Darius: It’s really fascinating what you end up writing and making, you know. It’s just so crazy the way, you know there’s so much crossover and interesting crossover with Pines, and then there’s of course, the Derek element of it also, and how he and I cross over creatively. And how we influence each other. But I think, The Place Beyond the Pines was really after a unique experience. Whether you like it or not, it’s very brave and it is inherently brave. And it’s asking you to deal with impermanence and legacy in a palpable way. It just is, in its nature. And some people can deal with it, and some people can’t. And it definitely challenges structure and form in a way that’s interesting and new.

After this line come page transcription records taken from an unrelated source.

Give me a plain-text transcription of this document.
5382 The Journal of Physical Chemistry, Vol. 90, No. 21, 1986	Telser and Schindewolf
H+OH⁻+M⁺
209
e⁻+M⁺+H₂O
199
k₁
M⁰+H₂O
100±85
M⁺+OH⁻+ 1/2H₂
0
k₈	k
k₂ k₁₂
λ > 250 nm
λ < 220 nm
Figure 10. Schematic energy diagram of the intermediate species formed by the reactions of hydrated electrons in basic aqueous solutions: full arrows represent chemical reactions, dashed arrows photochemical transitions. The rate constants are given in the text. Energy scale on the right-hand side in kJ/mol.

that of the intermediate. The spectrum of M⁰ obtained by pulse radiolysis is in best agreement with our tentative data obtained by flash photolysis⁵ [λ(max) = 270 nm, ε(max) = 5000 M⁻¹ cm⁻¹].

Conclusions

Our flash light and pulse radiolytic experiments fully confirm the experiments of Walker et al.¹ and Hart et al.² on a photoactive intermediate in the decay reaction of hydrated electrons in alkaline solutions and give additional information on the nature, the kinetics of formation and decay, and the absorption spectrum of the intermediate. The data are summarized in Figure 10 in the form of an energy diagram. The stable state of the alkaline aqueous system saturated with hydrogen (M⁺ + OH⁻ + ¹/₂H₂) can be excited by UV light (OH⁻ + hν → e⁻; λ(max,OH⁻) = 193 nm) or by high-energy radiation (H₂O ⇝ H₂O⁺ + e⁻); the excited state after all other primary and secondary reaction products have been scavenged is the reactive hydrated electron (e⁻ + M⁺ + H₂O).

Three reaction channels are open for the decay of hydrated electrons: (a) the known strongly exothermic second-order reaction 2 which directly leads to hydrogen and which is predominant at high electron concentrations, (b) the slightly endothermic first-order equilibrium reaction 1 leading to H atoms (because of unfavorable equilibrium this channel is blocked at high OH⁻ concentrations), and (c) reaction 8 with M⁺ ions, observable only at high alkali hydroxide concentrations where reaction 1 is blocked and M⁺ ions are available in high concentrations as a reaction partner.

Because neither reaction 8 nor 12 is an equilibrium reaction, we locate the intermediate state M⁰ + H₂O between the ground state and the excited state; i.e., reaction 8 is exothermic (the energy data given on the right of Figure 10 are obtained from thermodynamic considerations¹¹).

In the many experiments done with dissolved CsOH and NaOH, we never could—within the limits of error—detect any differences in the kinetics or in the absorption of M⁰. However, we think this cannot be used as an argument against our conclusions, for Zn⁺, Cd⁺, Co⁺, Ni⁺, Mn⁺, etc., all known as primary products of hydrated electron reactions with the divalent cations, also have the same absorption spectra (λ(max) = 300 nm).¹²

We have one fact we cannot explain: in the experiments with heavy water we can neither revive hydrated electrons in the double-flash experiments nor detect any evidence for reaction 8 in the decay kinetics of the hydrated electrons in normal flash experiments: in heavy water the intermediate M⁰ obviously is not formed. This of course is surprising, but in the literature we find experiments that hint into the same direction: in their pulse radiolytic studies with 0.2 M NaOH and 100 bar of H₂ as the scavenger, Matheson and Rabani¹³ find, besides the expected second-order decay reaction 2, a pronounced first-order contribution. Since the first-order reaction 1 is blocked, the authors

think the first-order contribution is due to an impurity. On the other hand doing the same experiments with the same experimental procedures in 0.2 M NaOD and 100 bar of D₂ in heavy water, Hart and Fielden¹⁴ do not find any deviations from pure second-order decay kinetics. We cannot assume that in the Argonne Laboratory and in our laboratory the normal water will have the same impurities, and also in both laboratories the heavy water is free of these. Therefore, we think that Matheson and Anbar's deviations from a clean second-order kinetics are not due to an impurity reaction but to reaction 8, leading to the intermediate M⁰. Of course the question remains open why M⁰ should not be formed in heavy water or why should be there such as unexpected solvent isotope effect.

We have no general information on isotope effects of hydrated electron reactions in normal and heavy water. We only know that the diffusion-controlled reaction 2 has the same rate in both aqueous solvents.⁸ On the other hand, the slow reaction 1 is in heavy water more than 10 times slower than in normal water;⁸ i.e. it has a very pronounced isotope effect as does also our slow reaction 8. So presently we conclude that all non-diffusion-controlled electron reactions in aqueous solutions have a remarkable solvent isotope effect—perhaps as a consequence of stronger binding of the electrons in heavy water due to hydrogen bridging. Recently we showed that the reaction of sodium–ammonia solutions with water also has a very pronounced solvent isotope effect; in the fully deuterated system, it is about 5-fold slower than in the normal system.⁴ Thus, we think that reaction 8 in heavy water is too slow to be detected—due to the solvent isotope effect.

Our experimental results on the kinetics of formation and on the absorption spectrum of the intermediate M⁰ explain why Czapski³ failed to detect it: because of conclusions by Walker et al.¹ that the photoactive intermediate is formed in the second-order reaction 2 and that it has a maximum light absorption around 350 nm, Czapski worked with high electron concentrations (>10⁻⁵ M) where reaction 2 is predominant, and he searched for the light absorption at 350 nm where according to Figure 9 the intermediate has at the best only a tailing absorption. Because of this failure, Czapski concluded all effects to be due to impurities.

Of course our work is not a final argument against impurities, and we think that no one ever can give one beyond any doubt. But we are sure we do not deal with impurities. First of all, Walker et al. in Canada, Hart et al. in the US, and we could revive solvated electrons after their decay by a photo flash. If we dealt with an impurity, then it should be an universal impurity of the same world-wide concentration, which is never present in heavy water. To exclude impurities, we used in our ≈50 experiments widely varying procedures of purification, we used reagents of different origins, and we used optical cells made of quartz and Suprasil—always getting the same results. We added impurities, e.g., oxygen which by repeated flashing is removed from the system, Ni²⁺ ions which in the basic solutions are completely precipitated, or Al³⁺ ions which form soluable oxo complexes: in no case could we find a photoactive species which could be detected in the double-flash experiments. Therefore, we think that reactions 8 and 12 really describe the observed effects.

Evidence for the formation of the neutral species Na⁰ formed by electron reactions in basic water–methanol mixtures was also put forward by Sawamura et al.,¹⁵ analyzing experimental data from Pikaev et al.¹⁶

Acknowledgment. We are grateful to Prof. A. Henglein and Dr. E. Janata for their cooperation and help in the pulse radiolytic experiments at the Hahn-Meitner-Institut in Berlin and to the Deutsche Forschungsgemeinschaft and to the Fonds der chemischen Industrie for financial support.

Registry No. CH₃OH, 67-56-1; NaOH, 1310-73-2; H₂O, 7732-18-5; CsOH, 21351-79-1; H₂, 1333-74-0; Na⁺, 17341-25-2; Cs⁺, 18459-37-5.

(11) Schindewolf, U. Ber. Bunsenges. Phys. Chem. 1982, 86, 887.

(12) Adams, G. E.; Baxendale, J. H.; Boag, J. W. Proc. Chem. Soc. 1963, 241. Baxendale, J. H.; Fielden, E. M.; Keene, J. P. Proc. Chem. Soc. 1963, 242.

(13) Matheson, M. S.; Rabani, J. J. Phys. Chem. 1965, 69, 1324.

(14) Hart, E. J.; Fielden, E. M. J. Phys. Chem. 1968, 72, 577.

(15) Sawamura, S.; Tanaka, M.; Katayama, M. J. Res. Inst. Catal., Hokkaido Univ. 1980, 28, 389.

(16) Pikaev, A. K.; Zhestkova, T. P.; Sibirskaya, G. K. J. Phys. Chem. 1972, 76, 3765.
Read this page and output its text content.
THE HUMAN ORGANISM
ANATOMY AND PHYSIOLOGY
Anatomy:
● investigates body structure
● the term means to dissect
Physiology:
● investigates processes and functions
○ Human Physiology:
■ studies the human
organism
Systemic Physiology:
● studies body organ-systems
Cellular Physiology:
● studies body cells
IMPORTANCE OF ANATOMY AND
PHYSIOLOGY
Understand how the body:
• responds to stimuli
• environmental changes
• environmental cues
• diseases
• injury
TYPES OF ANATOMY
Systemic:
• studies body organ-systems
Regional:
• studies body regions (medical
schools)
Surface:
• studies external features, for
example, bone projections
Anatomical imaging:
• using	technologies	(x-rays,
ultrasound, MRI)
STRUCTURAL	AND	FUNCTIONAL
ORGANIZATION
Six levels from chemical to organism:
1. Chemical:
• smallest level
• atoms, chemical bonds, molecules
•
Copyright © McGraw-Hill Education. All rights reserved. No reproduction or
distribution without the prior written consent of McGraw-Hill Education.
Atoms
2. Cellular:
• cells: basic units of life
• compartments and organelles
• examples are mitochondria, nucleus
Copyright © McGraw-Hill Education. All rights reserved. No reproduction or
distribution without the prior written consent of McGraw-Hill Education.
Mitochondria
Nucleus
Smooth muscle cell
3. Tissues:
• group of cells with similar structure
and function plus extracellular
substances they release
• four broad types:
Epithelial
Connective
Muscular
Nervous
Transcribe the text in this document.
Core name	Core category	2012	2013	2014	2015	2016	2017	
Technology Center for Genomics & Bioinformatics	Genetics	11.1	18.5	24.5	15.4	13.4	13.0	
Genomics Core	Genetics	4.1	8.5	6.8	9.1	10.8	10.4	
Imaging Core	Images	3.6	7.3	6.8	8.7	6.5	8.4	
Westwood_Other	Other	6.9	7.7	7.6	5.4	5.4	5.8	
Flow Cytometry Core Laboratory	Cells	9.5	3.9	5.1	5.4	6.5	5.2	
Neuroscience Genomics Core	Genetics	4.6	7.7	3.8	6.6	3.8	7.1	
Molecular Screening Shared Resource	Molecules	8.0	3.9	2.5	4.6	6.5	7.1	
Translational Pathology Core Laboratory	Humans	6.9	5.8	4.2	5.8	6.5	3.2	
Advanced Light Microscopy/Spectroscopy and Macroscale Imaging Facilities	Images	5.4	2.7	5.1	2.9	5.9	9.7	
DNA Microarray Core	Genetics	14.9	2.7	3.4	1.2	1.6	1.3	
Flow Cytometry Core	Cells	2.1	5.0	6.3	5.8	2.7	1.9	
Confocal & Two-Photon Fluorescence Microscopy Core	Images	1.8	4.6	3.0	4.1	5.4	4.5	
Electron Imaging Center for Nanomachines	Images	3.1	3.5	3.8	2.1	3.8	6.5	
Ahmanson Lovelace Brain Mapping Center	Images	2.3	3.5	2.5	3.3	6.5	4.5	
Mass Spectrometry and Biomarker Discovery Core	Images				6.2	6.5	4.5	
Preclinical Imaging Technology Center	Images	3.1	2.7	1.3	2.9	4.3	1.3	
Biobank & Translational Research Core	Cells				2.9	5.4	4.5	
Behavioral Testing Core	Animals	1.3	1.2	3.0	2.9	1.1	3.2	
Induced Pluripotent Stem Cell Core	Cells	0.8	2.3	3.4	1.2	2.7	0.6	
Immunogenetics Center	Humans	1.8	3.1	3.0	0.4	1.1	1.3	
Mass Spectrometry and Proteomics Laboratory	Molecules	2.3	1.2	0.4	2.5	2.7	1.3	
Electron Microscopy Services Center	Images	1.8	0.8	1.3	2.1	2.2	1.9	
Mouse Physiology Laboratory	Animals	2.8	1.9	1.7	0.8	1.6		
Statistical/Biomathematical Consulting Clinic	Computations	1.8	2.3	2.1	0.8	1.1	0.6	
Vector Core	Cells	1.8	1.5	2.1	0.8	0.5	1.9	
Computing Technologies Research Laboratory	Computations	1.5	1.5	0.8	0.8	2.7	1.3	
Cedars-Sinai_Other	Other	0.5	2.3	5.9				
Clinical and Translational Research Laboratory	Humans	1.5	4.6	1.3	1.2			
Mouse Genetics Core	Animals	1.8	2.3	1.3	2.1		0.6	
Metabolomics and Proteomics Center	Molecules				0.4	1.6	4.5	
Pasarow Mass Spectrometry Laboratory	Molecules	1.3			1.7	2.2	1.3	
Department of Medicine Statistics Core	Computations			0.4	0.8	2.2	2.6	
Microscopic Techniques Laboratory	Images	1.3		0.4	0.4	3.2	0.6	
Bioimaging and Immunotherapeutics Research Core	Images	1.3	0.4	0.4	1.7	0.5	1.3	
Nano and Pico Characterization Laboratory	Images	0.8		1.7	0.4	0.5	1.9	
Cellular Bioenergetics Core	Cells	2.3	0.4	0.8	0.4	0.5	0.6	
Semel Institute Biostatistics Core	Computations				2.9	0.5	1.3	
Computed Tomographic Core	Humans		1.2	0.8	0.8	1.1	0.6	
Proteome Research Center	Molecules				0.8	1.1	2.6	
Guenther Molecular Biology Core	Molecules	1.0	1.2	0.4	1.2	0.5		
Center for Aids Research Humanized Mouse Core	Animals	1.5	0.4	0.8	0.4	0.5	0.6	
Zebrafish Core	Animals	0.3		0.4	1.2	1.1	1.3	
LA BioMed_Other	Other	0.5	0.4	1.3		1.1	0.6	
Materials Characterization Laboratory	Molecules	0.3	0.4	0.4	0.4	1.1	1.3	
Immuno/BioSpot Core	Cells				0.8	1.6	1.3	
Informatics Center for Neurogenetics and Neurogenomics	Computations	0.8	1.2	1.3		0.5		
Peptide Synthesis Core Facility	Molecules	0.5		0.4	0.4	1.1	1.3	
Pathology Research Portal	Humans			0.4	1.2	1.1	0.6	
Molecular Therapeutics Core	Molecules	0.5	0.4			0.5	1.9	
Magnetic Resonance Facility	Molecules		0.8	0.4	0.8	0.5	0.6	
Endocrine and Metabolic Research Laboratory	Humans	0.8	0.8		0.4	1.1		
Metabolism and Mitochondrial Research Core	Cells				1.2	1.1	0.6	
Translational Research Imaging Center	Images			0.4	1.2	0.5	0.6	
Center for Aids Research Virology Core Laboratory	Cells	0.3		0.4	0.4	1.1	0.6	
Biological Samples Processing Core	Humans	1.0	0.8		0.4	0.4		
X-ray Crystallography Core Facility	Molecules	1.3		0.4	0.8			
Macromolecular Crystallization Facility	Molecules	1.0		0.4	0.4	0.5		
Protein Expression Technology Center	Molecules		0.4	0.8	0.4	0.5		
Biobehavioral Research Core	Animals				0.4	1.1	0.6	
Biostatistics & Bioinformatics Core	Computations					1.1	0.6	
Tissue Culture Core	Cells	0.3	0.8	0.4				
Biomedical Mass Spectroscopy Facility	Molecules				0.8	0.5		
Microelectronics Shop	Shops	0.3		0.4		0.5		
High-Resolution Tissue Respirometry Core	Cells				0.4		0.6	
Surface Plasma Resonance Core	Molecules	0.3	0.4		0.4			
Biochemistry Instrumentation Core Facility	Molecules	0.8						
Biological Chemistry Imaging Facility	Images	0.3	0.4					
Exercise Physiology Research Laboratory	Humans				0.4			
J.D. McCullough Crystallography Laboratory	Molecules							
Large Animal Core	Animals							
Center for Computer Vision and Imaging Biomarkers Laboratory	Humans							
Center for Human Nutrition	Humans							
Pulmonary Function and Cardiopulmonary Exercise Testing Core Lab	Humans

And I think that this film Sound of Metal does those things in a different way, in it also even though it’s very three-act based, it’s also kind of defies expectation at the same time. I like to see these crossovers with these projects.
Andres: Well, thank you very much. You have been great to talk to you.
Darius: Such a pleasure man, and like I said, just an honour – I really, really, am honoured that you watched the film three times and that means more to me than most things. That’s what I do this for, so thank you, I appreciate it.
Andres: Well take care, and I look forward to anything and everything you do next.
Darius: Thanks a lot, appreciate it.
As you can see, I could have talked for hours more with Darius Marder about the love I have for this project, and also The Place Beyond the Pines.